Sixty seconds later, up in the projection room, Waring turned down the houselights and the Christmas lights, and he hit play on the digital projector—he had paid for the projector, as well as for all the seating and the concession implements and the first and last month's rent for this ancient building on Watts Street, just around the corner from his old shop, with money garnered from selling his house, and from selling the property that housed Star Video and Pizza My Heart to Ehle County. He had paid off all his debts, and, depending on how business went (People still go to movie theaters, right?), he suspected he would have enough money to keep the place running for at least a few years.

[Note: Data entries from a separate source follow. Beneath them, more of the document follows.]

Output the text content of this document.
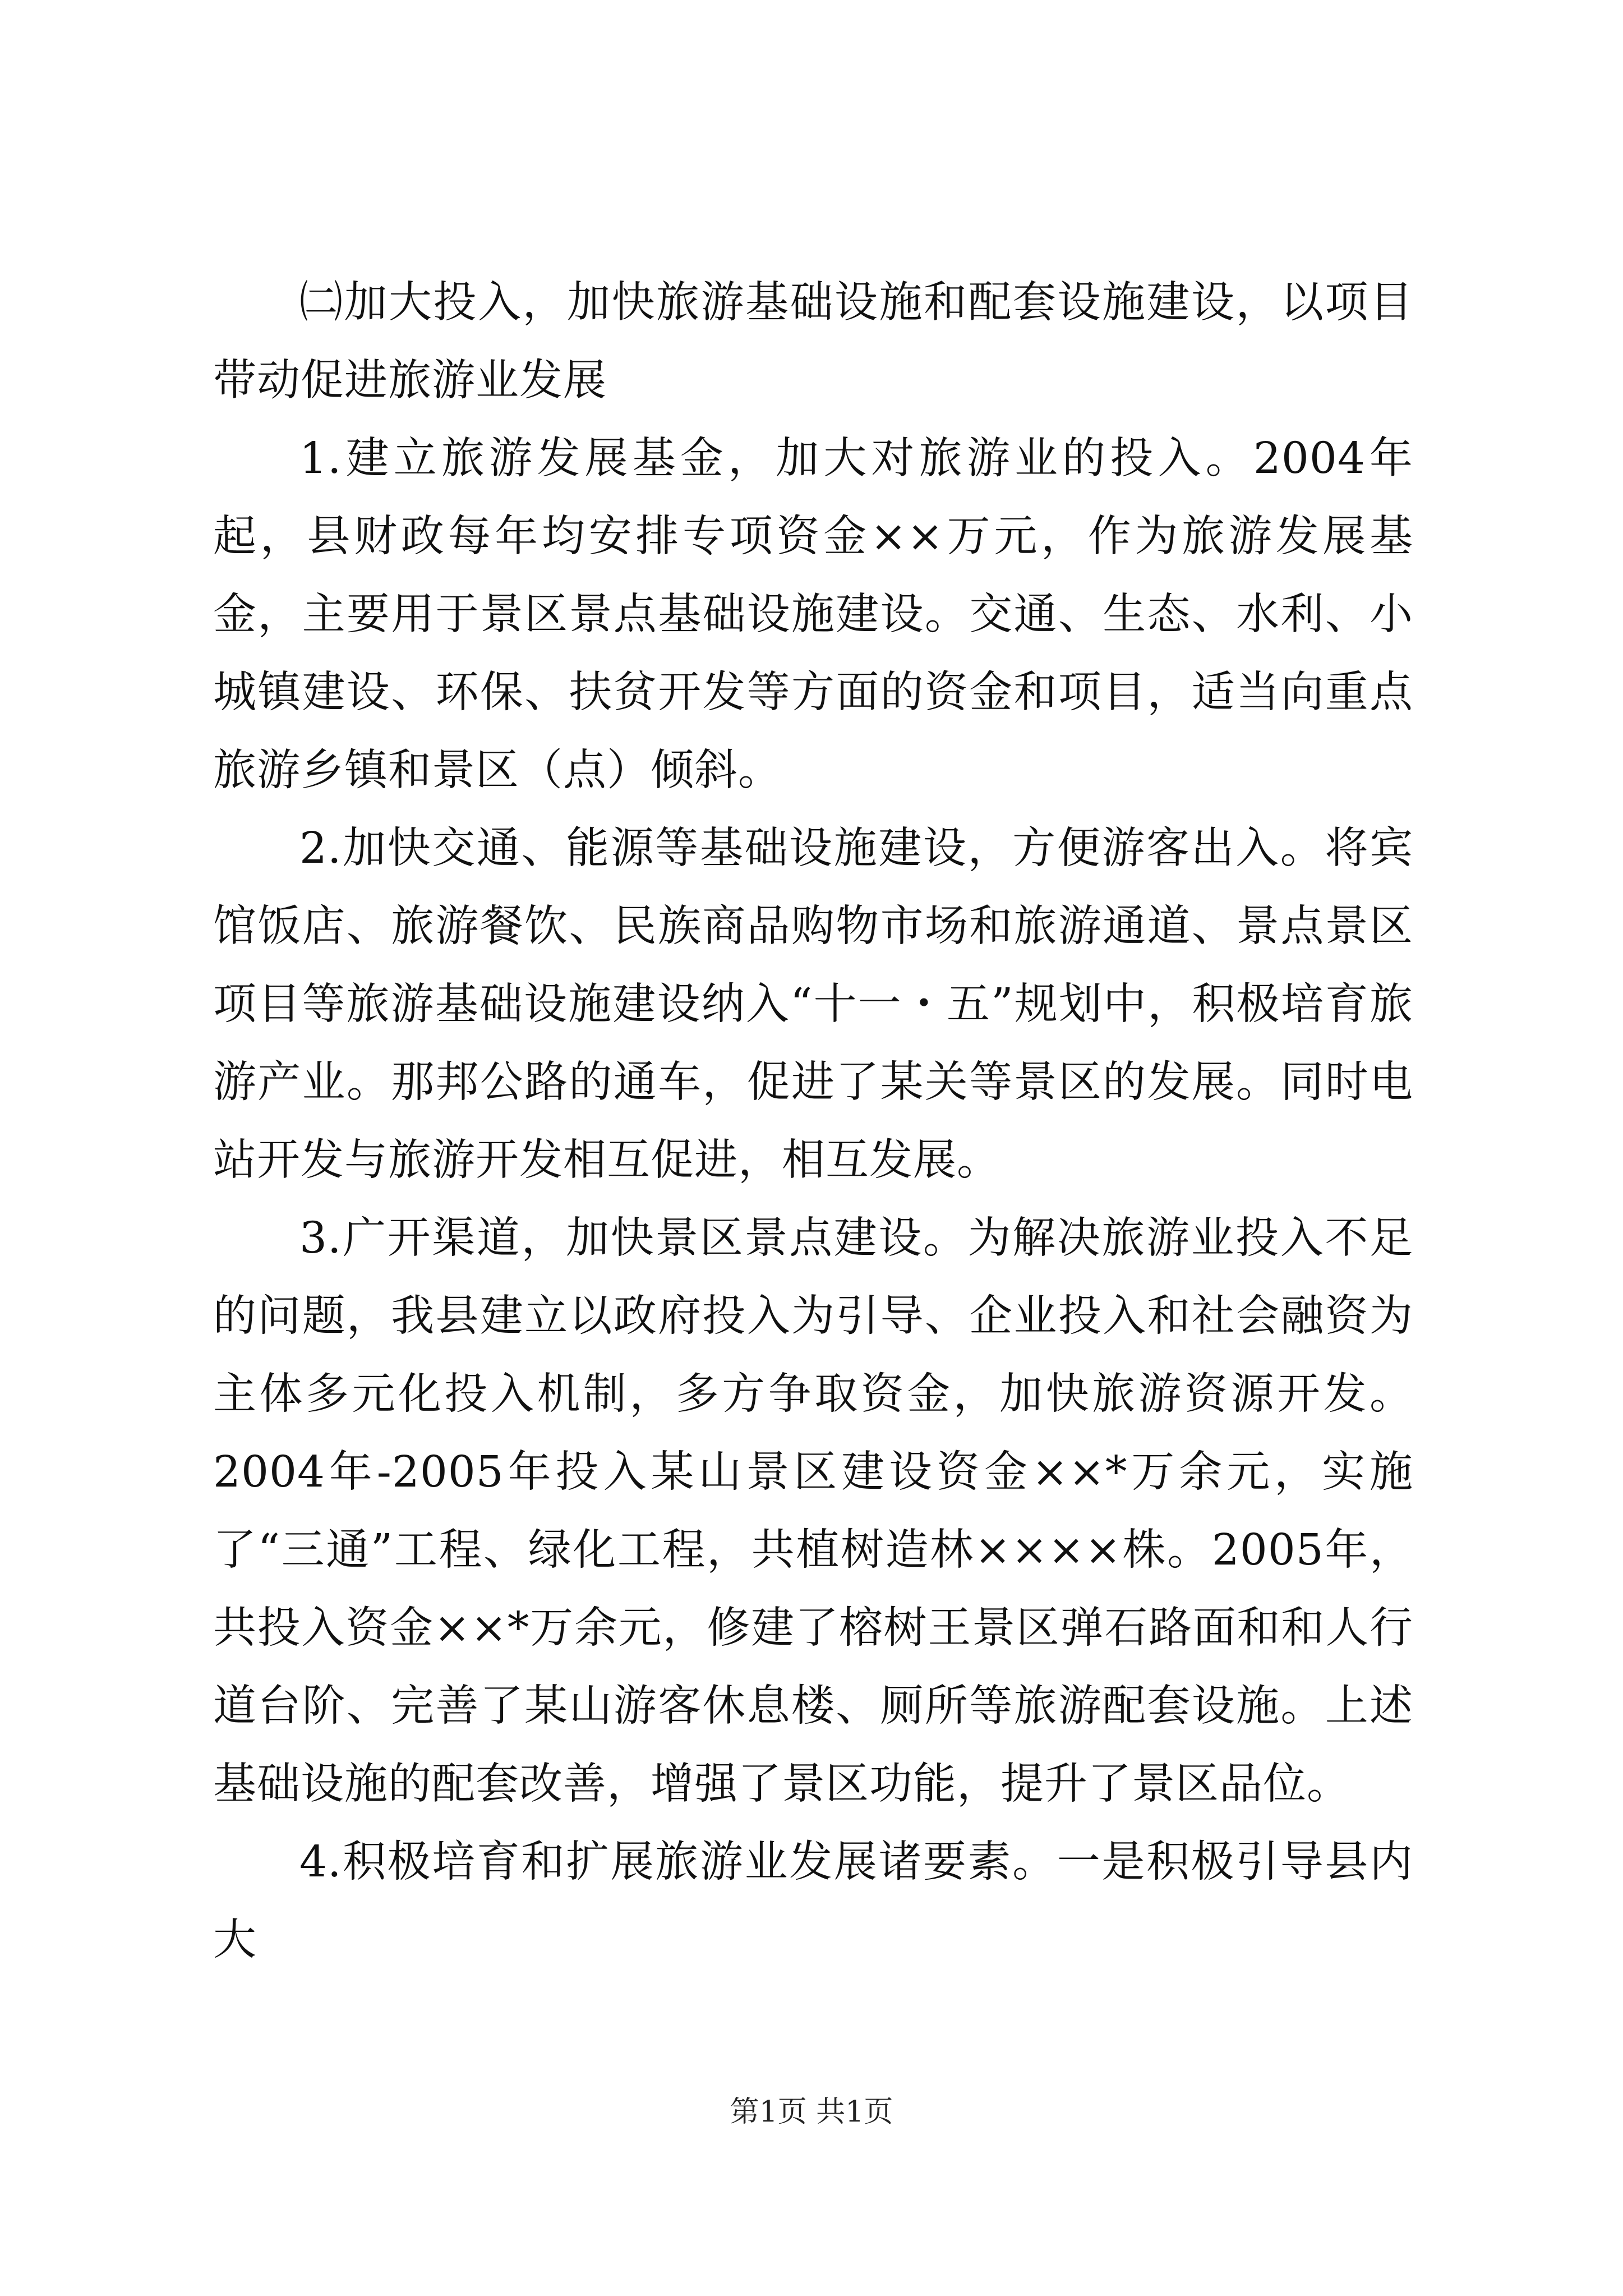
㈡加大投入，加快旅游基础设施和配套设施建设，以项目带动促进旅游业发展

1.建立旅游发展基金，加大对旅游业的投入。2004年起，县财政每年均安排专项资金××万元，作为旅游发展基金，主要用于景区景点基础设施建设。交通、生态、水利、小城镇建设、环保、扶贫开发等方面的资金和项目，适当向重点旅游乡镇和景区（点）倾斜。

2.加快交通、能源等基础设施建设，方便游客出入。将宾馆饭店、旅游餐饮、民族商品购物市场和旅游通道、景点景区项目等旅游基础设施建设纳入“十一・五”规划中，积极培育旅游产业。那邦公路的通车，促进了某关等景区的发展。同时电站开发与旅游开发相互促进，相互发展。

3.广开渠道，加快景区景点建设。为解决旅游业投入不足的问题，我县建立以政府投入为引导、企业投入和社会融资为主体多元化投入机制，多方争取资金，加快旅游资源开发。2004年-2005年投入某山景区建设资金××*万余元，实施了“三通”工程、绿化工程，共植树造林××××株。2005年，共投入资金××*万余元，修建了榕树王景区弹石路面和和人行道台阶、完善了某山游客休息楼、厕所等旅游配套设施。上述基础设施的配套改善，增强了景区功能，提升了景区品位。

4.积极培育和扩展旅游业发展诸要素。一是积极引导县内大

第1页 共1页
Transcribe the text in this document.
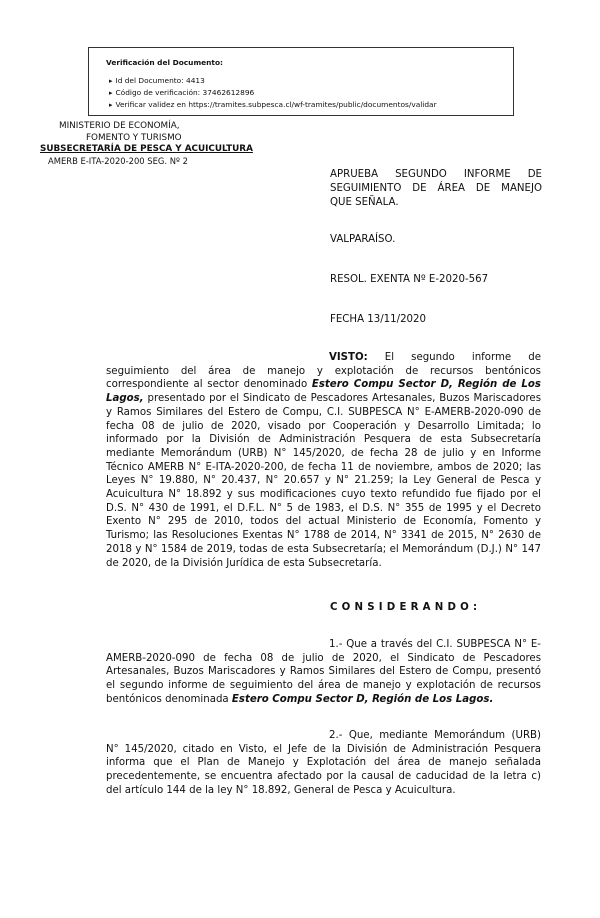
Verificación del Documento:
▸ Id del Documento: 4413
▸ Código de verificación: 37462612896
▸ Verificar validez en https://tramites.subpesca.cl/wf-tramites/public/documentos/validar
MINISTERIO DE ECONOMÍA,
FOMENTO Y TURISMO
SUBSECRETARÍA DE PESCA Y ACUICULTURA
AMERB E-ITA-2020-200 SEG. Nº 2
APRUEBA SEGUNDO INFORME DE
SEGUIMIENTO DE ÁREA DE MANEJO
QUE SEÑALA.
VALPARAÍSO.
RESOL. EXENTA Nº E-2020-567
FECHA 13/11/2020
VISTO: El segundo informe de seguimiento del área de manejo y explotación de recursos bentónicos correspondiente al sector denominado Estero Compu Sector D, Región de Los Lagos, presentado por el Sindicato de Pescadores Artesanales, Buzos Mariscadores y Ramos Similares del Estero de Compu, C.I. SUBPESCA N° E-AMERB-2020-090 de fecha 08 de julio de 2020, visado por Cooperación y Desarrollo Limitada; lo informado por la División de Administración Pesquera de esta Subsecretaría mediante Memorándum (URB) N° 145/2020, de fecha 28 de julio y en Informe Técnico AMERB N° E-ITA-2020-200, de fecha 11 de noviembre, ambos de 2020; las Leyes N° 19.880, N° 20.437, N° 20.657 y N° 21.259; la Ley General de Pesca y Acuicultura N° 18.892 y sus modificaciones cuyo texto refundido fue fijado por el D.S. N° 430 de 1991, el D.F.L. N° 5 de 1983, el D.S. N° 355 de 1995 y el Decreto Exento N° 295 de 2010, todos del actual Ministerio de Economía, Fomento y Turismo; las Resoluciones Exentas N° 1788 de 2014, N° 3341 de 2015, N° 2630 de 2018 y N° 1584 de 2019, todas de esta Subsecretaría; el Memorándum (D.J.) N° 147 de 2020, de la División Jurídica de esta Subsecretaría.
CONSIDERANDO:
1.- Que a través del C.I. SUBPESCA N° E-AMERB-2020-090 de fecha 08 de julio de 2020, el Sindicato de Pescadores Artesanales, Buzos Mariscadores y Ramos Similares del Estero de Compu, presentó el segundo informe de seguimiento del área de manejo y explotación de recursos bentónicos denominada Estero Compu Sector D, Región de Los Lagos.
2.- Que, mediante Memorándum (URB) N° 145/2020, citado en Visto, el Jefe de la División de Administración Pesquera informa que el Plan de Manejo y Explotación del área de manejo señalada precedentemente, se encuentra afectado por la causal de caducidad de la letra c) del artículo 144 de la ley N° 18.892, General de Pesca y Acuicultura.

The movie began, and he watched the first minute of it through the projector room window. But he had already watched the damned thing earlier that day—and you couldn't watch the same movie twenty times in a row, could you? He knew he would have to lug a television and DVD player up here, so he could watch other movies while Star Theater's films played on the big screen. The small projection room was big enough for the flat panel. It was big enough for his bed and his books and for the twenty boxes of junk he had deemed un-throw-awayable from his house. And it was just barely big enough for the crusty couch from
The African Queen.

Downstairs he heard Alaura clunking around in the small kitchen, a remnant from this building's ancient history as a general store. Maybe he should go down and help her. But no. He was exhausted, and Alaura had said she could handle the cookies herself. At intermission, he would help her carry them out. Shit, he
thought, how can I replace her? He couldn't afford to pay her what she deserved, of course, and he had been honest about that. Finally he'd been honest. Now she had a new job at that damn grocery store. He had visited her there that morning, had watched her from behind a display of organic corn chips and all-natural jellies, and to his surprise, she had seemed happy. Smiling, charming customers, fixing problems. She'd be running that store in a year. And that was a good job for her, wasn't it? They probably contributed to a 401(k), which Waring had never gotten around to setting up. That store would be around forever. People would always need food.